Western US Set To Swelter In Record Heatwave

A dangerous heatwave is set to scorch the western United States, with record temperatures possible in parts of the country.

Baking sun will see California's notoriously hot Death Valley reach as high as 54C (129F), not far off the world-record high of 57C (134F) recorded there exactly a century ago.

A series of safety precautions are being put in place, with temporary cooling stations being set up for the homeless and elderly as airlines monitor the soaring temperatures to ensure it remains safe to fly.

In Las Vegas and Phoenix - where tigers at the city's zoo are being fed frozen fish snacks - the strong high-pressure system settling over the region is expected to see the mercury hit up to 48C (118F).

Temperatures are expected to be only slightly lower in Utah - marketed as having "the greatest snow on Earth" - parts of Wyoming and Idaho.

And cities in Washington state, which is better known for cool, rainy weather, should get into the mid-30s early next week.

In Albuquerque, New Mexico, the mercury hit 41C (105F) on Thursday afternoon, the hottest it has been in the state's most populous city in 19 years.
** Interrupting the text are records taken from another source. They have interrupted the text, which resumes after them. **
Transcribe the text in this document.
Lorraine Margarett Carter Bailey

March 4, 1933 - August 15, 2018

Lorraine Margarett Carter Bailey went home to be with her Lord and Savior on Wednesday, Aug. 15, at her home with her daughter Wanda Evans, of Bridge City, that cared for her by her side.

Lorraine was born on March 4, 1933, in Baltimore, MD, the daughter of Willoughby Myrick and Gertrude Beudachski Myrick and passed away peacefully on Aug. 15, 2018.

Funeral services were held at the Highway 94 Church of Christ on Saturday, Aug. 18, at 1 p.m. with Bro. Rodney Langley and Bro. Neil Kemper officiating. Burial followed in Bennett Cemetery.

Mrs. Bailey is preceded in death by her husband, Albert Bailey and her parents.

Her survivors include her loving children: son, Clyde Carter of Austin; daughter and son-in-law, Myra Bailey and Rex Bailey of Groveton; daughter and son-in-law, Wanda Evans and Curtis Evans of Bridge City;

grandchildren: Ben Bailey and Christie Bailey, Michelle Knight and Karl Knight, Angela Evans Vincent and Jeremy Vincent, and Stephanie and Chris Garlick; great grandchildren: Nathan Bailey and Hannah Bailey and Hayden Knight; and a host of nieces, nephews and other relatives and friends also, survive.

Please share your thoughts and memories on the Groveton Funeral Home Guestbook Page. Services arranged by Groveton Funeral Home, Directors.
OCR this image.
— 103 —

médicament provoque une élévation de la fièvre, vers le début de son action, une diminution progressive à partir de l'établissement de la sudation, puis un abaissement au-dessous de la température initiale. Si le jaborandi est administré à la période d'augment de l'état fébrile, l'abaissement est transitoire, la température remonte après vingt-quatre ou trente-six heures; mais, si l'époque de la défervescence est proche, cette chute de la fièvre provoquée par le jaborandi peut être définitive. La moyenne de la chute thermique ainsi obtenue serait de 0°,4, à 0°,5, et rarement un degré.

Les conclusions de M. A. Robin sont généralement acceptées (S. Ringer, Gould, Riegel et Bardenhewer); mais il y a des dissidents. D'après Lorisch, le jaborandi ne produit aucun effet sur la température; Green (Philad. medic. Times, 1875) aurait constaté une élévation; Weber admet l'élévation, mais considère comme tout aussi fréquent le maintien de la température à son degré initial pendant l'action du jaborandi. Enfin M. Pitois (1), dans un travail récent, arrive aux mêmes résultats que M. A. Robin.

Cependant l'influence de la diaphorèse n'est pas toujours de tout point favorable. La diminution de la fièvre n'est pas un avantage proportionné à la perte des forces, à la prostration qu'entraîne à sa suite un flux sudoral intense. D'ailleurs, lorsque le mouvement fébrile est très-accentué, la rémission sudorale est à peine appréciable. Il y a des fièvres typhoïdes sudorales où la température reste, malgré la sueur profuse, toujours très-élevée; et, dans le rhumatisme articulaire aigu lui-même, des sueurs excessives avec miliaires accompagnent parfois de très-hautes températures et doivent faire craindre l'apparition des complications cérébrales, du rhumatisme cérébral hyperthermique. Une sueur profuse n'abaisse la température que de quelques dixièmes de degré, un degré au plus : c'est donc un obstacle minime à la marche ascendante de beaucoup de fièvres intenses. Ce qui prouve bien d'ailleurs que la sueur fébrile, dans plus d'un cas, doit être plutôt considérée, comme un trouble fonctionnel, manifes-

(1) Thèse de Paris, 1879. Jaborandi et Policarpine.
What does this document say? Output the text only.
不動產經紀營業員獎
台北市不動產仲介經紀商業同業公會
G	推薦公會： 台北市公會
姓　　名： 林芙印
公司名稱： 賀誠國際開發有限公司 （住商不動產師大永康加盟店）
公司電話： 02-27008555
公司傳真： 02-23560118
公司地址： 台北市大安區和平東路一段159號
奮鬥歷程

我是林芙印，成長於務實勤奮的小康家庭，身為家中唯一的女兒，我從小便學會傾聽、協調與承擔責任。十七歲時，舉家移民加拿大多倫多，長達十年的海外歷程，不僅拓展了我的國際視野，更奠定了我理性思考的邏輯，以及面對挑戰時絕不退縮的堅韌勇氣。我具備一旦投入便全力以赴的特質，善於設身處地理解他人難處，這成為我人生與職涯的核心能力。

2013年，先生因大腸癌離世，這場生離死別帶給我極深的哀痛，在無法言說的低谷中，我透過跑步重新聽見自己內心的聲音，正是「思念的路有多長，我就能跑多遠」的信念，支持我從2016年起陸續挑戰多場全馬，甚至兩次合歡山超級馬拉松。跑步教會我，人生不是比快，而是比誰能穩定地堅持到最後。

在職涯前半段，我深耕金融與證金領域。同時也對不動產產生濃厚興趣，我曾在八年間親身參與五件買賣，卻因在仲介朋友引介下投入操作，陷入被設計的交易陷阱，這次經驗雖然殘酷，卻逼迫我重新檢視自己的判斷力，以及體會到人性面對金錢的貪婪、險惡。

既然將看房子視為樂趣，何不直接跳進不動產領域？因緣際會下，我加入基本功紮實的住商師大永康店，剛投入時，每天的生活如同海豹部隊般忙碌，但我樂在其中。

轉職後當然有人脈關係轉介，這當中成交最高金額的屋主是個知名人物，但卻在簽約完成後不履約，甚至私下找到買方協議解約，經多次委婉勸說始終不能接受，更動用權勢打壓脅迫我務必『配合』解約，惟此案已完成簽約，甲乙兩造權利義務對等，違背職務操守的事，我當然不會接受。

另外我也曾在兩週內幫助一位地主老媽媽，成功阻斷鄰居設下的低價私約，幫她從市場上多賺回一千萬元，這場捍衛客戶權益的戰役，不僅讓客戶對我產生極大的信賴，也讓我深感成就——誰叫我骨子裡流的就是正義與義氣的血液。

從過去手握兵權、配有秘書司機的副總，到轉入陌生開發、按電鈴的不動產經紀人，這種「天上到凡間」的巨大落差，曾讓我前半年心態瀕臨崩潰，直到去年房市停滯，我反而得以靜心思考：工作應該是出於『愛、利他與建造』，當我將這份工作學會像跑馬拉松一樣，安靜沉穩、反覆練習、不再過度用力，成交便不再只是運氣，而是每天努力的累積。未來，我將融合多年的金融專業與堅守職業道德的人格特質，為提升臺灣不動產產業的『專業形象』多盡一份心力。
National Weather Service meteorologist Mark O'Malley said: "This is the hottest time of the year but the temperatures that we'll be looking at for Friday through Sunday, they'll be toward the top.

"We'll be at or above record levels in the Phoenix area and throughout a lot of the southwestern United States. It's going to be baking hot across much of the entire west."

Scientists say that the jet stream, the river of air that dictates weather patterns, has been more erratic in the past few years.

It is responsible for weather systems getting stuck, like the current heatwave. Scientists disagree on whether global warming is the cause of the jet stream's behaviour.